Company officials declined to comment, but a Pennsylvania Department of Environmental Protection spokeswoman said DEP has not been notified about any changes at the bayfront plant, which is located at the foot of East Avenue.
“Erie Coke has not contacted us about any type of closure,” DEP spokeswoman Melanie Williams said. Plant officials would be required to notify the DEP within 90 days of the cessation of operations or discharge.
Tonawanda Coke closed less than a week after it filed for bankruptcy protection. Company officials said in court documents that the company had $7 million in liabilities but the figure could increase because of outstanding lawsuits, the Buffalo News reported.
Twenty lawsuits have been filed against Tonawanda Coke. It also still owes $2 million of the $25 million in fines the company was ordered to pay in 2013 for violating the federal Clean Air Act.
Erie Coke is not mentioned in Tonawanda Coke’s bankruptcy listing, except as a creditor, and the Erie plant has not filed for bankruptcy protection. Erie Coke and Tonawanda Coke are separate companies but have the same owners.
“Erie Coke’s National Pollutant Discharge Elimination System Permit requires them to notify the department in writing of its intent to cease operations 90 days prior to the cessation of operations or the cessation of discharge,” Williams said in a follow-up email.
The DEP is reviewing Erie Coke’s applications for new NPDES and Title V Air permits. The company must do additional public outreach to receive a new Title V permit.
Erie Coke’s last permit expired in February but it is allowed to continue operating because it applied for a new one before the expiration date. DEP officials have not said when the review will be completed.
“But it will be followed by a 60-day public review period that will include a public meeting and a public hearing,” Williams said.
Environmental activists who have been monitoring Erie Coke’s emissions said this has been a unique permit renewal process for Erie Coke.

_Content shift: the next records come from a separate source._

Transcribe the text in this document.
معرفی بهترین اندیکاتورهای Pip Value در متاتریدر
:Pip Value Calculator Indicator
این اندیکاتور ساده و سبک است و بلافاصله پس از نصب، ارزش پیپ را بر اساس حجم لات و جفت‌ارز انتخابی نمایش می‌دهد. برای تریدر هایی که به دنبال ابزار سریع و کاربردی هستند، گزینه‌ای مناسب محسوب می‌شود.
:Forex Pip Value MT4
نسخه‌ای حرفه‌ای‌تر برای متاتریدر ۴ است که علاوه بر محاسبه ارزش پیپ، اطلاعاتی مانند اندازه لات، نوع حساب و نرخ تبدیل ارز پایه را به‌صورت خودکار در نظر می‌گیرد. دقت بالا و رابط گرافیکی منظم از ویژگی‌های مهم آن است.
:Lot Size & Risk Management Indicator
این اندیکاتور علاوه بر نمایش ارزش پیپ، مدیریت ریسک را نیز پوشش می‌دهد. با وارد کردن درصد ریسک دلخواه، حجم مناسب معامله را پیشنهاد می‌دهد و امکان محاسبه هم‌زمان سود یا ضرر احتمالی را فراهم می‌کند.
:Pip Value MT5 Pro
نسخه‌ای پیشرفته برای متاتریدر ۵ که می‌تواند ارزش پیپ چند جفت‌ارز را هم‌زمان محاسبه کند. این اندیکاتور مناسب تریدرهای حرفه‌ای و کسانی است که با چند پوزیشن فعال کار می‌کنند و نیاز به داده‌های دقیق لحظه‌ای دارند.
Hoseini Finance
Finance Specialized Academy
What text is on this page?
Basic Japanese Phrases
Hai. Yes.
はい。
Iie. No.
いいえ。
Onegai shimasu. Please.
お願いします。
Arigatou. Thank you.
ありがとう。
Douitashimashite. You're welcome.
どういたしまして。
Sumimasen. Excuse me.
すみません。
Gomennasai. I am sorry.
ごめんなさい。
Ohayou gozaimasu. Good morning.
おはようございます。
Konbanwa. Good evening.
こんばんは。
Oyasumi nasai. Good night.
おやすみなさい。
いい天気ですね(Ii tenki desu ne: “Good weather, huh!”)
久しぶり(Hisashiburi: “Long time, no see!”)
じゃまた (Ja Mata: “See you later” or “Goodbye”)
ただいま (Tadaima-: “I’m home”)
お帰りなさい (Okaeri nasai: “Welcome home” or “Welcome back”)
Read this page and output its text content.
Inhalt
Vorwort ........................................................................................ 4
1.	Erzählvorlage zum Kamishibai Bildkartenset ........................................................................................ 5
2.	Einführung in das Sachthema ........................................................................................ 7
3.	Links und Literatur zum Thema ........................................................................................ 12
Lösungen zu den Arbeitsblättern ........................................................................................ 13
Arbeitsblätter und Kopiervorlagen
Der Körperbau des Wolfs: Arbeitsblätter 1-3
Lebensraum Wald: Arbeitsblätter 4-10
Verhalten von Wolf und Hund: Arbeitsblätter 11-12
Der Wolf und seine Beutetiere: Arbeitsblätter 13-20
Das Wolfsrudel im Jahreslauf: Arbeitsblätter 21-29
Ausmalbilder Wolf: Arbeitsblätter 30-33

“I don’t think there has been a permit renewal that has had so much close scrutiny from Erie County,” said Mike Campbell, a spokesman for the community organization Hold Erie Coke Accountable. “I hope the DEP takes a long, hard look that considers the number of violations they have had and how Erie Coke can stop them.”
The DEP has issued two notices of violation against Erie Coke in the past two months. One notice was issued Oct. 1 for two violations:
- The percent of door leaks was greater than 10 percent.
- The percent of offtake leaks was greater than 5 percent.
The other notice was issued Sept. 7 for a single violation:
- The percent of offtake leaks was greater than 5 percent.
No fines or other actions about these violations has been taken by the DEP, Williams said. Erie Coke’s emissions have caused the company to pay more than $4.8 million in penalties since 2010.